System Architecture Communication and Documentation
Assess the candidate ability to describe, document, and communicate system architecture both visually and verbally. Candidates should present what a system does and who uses it, identify major components and how they interact, show data flow and integration points, and explain critical architectural decisions and trade offs. Interviewers expect clear diagrams using standard conventions that show high level views, component interactions, and deployment topology, accompanied by concise narrative documentation. Strong answers include multiple views tailored to the audience, labeled diagrams, and justification of design choices while avoiding unnecessary implementation detail. Candidates should be able to discuss scaling strategies, reliability and operational considerations including failure modes, migration paths, observability, and deployment considerations. The scope includes common architectural building blocks such as microservices, application programming interfaces, databases, caching layers, and message buses, as well as consistency and availability implications and service to service communication patterns, and the connection between technical choices and business context.

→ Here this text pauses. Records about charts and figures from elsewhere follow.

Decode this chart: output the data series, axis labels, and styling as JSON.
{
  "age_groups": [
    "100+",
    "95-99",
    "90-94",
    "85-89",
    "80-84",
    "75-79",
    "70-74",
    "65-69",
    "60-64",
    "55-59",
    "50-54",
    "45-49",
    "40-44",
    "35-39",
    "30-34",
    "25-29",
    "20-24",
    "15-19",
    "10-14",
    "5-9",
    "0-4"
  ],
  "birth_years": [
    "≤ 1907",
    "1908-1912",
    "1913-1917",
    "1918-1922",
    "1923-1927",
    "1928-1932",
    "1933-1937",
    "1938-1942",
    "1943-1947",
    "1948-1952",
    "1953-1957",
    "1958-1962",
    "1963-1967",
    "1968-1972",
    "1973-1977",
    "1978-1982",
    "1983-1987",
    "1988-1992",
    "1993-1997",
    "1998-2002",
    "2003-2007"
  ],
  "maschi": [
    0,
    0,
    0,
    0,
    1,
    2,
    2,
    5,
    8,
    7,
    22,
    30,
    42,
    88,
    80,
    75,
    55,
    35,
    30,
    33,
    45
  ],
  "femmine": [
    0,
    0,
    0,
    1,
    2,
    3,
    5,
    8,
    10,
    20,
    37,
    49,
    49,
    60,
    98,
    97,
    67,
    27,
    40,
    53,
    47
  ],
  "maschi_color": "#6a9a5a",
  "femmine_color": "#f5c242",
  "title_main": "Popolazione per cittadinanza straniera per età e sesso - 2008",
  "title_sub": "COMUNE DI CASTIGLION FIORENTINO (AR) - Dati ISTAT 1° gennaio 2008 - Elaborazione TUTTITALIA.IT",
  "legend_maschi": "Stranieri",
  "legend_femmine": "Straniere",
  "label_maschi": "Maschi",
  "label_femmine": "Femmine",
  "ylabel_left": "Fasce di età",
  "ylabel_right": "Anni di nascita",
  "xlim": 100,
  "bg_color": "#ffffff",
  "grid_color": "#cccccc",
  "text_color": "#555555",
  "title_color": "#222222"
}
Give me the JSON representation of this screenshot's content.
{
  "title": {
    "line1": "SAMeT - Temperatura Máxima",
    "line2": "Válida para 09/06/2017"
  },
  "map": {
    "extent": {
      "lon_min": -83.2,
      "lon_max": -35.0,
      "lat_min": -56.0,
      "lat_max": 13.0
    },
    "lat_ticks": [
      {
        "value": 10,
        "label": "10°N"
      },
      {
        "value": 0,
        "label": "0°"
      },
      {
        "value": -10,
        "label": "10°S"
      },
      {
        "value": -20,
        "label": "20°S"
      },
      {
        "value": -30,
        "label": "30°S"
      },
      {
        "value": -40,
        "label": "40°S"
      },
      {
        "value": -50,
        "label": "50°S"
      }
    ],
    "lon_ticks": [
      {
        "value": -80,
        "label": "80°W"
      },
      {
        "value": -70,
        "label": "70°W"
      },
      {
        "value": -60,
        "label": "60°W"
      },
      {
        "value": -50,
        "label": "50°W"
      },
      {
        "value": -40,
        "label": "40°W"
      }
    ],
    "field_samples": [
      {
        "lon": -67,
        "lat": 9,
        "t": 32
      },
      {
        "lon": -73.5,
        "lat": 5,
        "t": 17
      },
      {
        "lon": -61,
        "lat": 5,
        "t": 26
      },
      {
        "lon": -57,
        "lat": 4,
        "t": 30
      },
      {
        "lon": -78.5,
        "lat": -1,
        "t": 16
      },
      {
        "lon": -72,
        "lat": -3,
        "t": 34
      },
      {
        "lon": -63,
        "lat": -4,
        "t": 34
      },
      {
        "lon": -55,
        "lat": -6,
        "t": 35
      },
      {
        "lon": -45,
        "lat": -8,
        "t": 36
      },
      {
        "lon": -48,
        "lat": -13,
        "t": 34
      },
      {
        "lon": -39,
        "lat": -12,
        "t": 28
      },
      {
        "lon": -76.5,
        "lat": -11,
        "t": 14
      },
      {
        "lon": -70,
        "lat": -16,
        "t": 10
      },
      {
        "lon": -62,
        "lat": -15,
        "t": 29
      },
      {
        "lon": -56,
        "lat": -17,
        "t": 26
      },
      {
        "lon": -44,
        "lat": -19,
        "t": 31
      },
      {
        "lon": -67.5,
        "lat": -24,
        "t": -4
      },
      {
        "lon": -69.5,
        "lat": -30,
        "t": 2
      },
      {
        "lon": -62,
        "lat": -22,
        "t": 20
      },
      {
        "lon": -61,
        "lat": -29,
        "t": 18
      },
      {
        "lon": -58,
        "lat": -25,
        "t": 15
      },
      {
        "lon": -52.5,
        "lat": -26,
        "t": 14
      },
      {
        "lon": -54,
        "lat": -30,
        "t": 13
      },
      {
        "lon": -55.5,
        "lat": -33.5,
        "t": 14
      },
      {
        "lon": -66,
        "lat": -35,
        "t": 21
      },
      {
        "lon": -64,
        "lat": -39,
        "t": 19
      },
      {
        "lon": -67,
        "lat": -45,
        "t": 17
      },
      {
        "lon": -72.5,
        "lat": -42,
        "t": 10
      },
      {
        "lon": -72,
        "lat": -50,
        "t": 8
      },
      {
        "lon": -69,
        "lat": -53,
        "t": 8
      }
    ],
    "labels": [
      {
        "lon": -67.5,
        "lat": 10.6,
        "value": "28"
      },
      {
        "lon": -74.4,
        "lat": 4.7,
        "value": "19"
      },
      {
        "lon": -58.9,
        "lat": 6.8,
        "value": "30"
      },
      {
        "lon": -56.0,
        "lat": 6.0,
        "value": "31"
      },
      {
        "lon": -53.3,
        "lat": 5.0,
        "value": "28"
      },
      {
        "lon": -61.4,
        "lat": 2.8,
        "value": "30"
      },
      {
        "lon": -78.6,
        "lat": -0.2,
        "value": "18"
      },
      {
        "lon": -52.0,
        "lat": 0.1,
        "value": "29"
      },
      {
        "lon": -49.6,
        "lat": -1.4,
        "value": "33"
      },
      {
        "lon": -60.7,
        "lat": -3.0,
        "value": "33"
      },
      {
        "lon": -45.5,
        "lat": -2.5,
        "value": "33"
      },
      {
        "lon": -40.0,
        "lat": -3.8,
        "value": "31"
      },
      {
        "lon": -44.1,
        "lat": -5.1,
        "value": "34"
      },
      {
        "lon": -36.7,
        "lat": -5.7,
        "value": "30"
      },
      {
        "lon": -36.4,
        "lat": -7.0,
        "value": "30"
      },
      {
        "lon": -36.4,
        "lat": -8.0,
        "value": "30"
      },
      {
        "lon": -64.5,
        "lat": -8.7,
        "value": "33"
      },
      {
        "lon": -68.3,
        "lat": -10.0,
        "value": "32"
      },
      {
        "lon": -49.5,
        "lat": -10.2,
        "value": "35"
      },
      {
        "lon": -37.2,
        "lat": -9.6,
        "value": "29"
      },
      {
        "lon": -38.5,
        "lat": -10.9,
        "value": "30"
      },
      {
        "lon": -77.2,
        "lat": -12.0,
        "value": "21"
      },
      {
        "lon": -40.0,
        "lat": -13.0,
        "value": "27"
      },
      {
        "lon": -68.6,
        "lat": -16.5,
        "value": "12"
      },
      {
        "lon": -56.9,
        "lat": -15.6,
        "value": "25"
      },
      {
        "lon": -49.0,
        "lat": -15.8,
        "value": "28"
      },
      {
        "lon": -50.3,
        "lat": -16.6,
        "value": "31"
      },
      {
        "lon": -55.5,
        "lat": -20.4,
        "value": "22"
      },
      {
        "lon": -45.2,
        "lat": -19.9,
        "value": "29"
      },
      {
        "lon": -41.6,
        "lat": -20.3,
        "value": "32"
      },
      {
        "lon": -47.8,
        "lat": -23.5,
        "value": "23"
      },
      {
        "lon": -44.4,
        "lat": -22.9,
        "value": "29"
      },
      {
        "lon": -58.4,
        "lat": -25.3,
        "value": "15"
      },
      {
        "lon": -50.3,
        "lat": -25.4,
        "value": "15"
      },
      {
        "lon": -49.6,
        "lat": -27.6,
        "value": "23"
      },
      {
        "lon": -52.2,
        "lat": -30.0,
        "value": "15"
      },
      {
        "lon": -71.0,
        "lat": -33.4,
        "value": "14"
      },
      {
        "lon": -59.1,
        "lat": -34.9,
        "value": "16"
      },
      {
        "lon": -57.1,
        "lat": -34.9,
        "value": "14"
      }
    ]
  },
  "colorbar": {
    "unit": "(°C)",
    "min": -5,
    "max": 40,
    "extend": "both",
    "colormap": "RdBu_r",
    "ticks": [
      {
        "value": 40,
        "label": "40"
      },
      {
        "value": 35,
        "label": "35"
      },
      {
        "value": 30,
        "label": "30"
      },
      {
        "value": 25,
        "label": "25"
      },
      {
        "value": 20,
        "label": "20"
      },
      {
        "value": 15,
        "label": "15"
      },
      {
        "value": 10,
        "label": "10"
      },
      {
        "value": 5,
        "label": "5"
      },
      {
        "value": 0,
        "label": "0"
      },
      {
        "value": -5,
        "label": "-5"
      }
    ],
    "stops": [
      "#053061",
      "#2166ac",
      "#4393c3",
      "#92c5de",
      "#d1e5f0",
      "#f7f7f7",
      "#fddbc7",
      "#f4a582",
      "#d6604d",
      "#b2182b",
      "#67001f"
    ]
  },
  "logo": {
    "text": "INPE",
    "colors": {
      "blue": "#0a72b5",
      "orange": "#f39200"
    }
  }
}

Technical Depth and Systems Thinking
Assessment of deep technical expertise in one or more domains combined with systems level thinking and architectural judgment. Candidates should be able to explain the design and inner workings of complex systems or components they have built, describe why particular technologies and patterns were chosen, and evaluate trade offs across performance, cost, reliability, maintainability, and security. Interviewers will probe system boundaries and cascading effects, failure modes and mitigation strategies, scalability approaches, observability and monitoring choices, deployment and operational considerations such as continuous integration and continuous delivery, and how design decisions affected business outcomes. At senior levels, expect discussion of technical leadership, ownership of architectural direction, mentoring decisions, and evidence of measurable impact or value delivered. The scope includes both generic system design reasoning and concrete walkthroughs of one or two high complexity projects where the candidate can tie technical choices to impact metrics.
Migration and Modernization Strategy
Covers planning and executing large scale technology transformations such as migrating a monolithic application to microservices, replatforming from on premises to cloud, major framework or database upgrades, and full platform rearchitectures. Includes selection and justification of migration approaches and patterns for different business goals, for example strangler fig, forklift or lift and shift, incremental refactor, big bang replacement, parallel run, and coexistence strategies. Describes phasing and rollout planning to maintain product velocity, sequencing work to maximize business value, and staging and rollback plans to reduce operational and business risk. Addresses data migration planning, validation, consistency and synchronization approaches, testing and verification strategies to minimize downtime and customer impact, and fallback and rollback mechanisms. Covers engineering practices such as deployment automation, continuous integration and continuous delivery, observability and monitoring, and performance and capacity planning. Also includes architectural techniques such as application programming interface wrapping and adapter patterns to enable interoperability between legacy and new systems, governance and compliance considerations, security during migration, cross functional stakeholder communication and coordination, and how to define and measure success through key performance indicators and post migration validation.